Ghosts of Covid 19

I looked across the street and there was Kirk sitting alone on a bench at a bus stop. I was surprised to see him because I had only moments before deleted him from my WhatsApp. I had deleted Kirk because he was dead. 

Empty bench at bus stop.

I had spent several moments debating his deletion. It’s an act of frightening finality like scratching a dead friend from an address book or a family member from your Christmas card list. Now, I felt slightly affronted that, after causing me the upset of eliminating him from my social circle going forward, Kirk was back. Uninvited.  

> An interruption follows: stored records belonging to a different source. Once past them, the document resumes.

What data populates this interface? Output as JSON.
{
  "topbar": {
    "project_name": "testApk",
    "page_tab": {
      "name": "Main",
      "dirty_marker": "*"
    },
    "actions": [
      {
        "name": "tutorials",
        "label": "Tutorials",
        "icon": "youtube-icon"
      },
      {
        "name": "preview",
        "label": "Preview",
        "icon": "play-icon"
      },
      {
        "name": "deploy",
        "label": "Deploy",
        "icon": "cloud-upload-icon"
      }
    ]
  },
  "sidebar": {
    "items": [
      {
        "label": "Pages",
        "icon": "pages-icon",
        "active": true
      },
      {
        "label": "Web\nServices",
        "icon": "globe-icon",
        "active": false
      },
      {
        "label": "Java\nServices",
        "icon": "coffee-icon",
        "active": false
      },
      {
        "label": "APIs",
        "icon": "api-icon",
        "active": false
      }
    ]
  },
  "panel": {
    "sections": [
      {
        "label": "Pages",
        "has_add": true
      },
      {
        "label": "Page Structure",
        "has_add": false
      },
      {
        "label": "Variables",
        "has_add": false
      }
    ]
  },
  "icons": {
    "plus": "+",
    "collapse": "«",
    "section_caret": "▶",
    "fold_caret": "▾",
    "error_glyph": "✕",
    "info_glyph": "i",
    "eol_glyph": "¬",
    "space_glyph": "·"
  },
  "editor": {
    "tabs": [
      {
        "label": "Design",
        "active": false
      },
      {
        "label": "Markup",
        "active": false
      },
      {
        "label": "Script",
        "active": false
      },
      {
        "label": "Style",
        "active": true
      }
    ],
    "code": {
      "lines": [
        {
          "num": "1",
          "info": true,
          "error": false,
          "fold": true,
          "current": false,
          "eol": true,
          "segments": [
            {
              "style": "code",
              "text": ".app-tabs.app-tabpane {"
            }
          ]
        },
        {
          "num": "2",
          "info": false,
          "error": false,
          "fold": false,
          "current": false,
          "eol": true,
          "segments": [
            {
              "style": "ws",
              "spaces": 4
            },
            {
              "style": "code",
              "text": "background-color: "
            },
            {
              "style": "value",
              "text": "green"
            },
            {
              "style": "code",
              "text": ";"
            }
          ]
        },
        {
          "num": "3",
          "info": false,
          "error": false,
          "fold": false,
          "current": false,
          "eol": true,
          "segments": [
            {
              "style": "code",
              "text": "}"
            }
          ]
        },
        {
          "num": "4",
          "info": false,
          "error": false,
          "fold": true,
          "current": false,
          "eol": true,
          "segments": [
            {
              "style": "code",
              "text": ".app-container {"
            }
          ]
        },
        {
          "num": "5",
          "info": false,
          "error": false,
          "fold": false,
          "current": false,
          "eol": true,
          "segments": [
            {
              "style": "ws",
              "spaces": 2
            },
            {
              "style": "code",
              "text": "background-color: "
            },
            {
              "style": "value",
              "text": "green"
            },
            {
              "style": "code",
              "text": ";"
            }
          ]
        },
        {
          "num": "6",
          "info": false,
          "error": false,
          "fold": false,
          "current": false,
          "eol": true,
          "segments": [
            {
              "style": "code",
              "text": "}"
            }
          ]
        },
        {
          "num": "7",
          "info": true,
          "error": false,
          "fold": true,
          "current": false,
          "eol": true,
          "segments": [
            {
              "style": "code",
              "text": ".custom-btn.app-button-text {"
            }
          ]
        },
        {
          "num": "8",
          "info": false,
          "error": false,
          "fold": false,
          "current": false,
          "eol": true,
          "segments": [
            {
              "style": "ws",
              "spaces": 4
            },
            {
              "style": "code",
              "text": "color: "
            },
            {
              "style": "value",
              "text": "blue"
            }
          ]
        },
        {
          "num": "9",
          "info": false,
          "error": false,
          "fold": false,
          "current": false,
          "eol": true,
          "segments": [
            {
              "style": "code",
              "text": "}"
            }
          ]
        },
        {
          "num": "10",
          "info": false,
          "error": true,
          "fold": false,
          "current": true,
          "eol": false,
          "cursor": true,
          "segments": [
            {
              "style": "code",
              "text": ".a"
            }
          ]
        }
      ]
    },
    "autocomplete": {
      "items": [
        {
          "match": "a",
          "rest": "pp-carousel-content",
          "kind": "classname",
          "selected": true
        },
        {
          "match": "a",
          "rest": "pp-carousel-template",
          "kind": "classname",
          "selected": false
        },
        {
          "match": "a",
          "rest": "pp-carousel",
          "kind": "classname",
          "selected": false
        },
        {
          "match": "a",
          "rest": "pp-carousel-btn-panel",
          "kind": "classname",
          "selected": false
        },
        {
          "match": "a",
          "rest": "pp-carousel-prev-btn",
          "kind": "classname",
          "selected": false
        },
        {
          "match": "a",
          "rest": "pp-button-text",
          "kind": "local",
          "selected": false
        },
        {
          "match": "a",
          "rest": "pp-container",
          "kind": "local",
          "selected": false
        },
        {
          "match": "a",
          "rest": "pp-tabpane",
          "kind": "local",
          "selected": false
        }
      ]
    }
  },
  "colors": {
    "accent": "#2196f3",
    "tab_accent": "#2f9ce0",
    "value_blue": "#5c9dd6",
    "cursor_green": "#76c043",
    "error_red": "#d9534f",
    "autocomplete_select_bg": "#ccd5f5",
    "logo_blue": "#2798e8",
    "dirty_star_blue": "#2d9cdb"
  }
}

It was Kirk alright. Over there on the bench. Waiting for a bus. No play of the light. No doppelganger. No undigested bit of cheese. No. It was Kirk in full fleshy form. Dead but somehow alive. I considered hailing him, “Kirk, what the fuck?” But, decided that might frighten him. So, I used the nearby zebra crossing to get over to him. I checked for cars to my right but when I checked to my left, Kirk had vanished. He hadn’t boarded a bus because none had passed. The street was empty. No crowd to get lost in. No place to hide. No. Kirk had vanished. 

I was sure that Kirk had died earlier that day of Covid 19. At least, that’s what they told me. Covid 19. That’s what they’d been telling everyone about anyone who had died. Covid 19. But, in Kirk’s case it made sense. He was a burly type but pushing seventy and deceptively weak inside. He’d been dealt a bad genetic hand. They turned Kirk’s respirator off on the eight day. But, I knew he was a goner when he stayed in the London hospital for more than two days.

Dead man's feet in morgue with toe tags.

English hospitals are lethally dirty places at the best of times. Kirk would have been safer in a men’s room stall in a tube station. But, Britain’s National Health Service is the state religion and otherwise intelligent folk are afraid to criticize it. They prefer to die. To take one for the team. (This misplaced stoicism is the only remnant of “stiff upper lip” still on display on this island.) The NHS manages to kill 40,000 a year with malpractice. And, that’s in normal years. How many of Britain’s Corona dead were foolishly trusting souls who fell not to the virus but to the inept ministrations of socialized medicine? 

memento more of skull with wings.
Mustn’t grumble, mate.

The only other person I knew who died of Covid 19 was a New York actor of some note. I’d never met him. Yet, our lives were inextricably linked. Forty years ago, he inherited a girlfriend of mine who had just dumped me. He didn’t do this to hurt me. We’d never met. But, I never forgave him for poaching my quail.

Then, in a coincidence of startling cruelty, he starred in an off-Broadway play as a character that was based on me. And, he got the biggest laugh of the night with a monologue in which he recounted one of the most painful romantic disasters of my life.  The play had been written by an old roommate of mine. I didn’t mind that he used my life as comic fodder. But, I never forgave the actor for playing me. And, worse, for getting such big laughs. 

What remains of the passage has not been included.